The inter-governmental panel on climate change, to which the United Kingdom has given its full support, is currently conducting a wide-ranging review of the climate change issue ; it is therefore inappropriate to consider specific emission reduction targets at this time. It is likely, however, that any response would vary according to the economic and technical circumstances of individual countries and involve a wide range of measures including improved efficiency in both the supply and use of energy as well as moves toward less carbon-intensive fuels. My Department's policies for encouraging economic energy efficiency, the development of renewable energy sources, and diversity in supply are a firm basis for any future action.
Mr. Harris : To ask the Secretary of State for Energy if he will make a statement on the application offshore of the Health and Safety at Work etc. Act 1974.
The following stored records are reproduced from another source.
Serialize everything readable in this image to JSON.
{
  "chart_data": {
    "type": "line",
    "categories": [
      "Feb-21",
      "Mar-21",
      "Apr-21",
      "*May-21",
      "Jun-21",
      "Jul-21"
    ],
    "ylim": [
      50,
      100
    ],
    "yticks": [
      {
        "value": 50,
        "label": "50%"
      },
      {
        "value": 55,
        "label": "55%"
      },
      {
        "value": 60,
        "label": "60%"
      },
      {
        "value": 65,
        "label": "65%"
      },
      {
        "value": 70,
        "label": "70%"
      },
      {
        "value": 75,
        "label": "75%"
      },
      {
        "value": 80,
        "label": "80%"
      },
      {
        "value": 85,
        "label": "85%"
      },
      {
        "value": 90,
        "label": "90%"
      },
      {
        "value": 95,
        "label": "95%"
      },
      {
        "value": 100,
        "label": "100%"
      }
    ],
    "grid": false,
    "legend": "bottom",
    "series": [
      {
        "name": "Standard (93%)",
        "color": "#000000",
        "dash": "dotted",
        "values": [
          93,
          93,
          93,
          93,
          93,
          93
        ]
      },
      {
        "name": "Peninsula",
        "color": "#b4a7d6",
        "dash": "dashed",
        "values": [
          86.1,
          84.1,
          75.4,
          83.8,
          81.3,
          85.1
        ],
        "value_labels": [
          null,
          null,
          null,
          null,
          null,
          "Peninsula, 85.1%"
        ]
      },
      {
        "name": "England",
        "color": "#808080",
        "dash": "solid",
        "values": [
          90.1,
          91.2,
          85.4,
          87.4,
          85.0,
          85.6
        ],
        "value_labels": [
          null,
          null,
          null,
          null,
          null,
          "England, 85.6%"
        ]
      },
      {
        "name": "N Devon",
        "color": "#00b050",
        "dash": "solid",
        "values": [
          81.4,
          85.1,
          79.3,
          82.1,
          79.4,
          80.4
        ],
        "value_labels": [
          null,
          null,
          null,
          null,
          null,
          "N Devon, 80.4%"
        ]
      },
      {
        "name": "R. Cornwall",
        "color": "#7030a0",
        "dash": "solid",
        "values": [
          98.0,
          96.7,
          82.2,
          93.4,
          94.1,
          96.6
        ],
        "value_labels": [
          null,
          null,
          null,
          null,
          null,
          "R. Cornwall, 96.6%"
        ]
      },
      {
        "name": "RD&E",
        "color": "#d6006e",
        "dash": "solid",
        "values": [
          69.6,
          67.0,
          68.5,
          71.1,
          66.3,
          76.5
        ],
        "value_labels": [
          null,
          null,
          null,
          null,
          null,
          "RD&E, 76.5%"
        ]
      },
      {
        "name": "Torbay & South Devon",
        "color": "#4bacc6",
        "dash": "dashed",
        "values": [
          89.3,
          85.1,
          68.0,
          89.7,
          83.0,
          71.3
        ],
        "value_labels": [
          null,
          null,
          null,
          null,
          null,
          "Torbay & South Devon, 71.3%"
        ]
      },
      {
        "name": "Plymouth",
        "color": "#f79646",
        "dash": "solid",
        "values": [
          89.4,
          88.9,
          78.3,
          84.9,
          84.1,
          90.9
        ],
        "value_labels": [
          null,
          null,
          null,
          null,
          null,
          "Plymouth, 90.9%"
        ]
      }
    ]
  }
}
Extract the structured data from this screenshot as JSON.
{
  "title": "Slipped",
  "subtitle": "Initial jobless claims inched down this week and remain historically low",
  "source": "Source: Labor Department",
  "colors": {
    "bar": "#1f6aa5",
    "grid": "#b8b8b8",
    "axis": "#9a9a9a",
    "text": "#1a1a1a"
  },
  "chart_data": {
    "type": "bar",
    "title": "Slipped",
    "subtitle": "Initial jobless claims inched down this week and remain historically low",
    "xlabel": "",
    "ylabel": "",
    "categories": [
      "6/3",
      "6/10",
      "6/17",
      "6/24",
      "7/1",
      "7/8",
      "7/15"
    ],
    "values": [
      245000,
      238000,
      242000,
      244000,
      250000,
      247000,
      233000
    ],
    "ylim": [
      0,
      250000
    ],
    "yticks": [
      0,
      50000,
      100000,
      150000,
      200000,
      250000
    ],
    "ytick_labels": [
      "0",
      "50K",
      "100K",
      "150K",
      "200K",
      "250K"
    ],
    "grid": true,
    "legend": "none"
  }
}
Mr. Peter Morrison : An Order in Council has today been laid before Parliament, the main effect of which is to bring gas storage and accommodation installations, and mobile installations in transit, within the scope of the Health and Safety at Work etc. Act 1974. The general provisions of the 1974 Act were applied offshore in 1977. The Health and Safety at Work etc. Act 1974 (Application outside Great Britain) (Variation) Order 1989 brings the definitions of offshore installation and pipeline into line with those currently in force in other offshore safety legislation.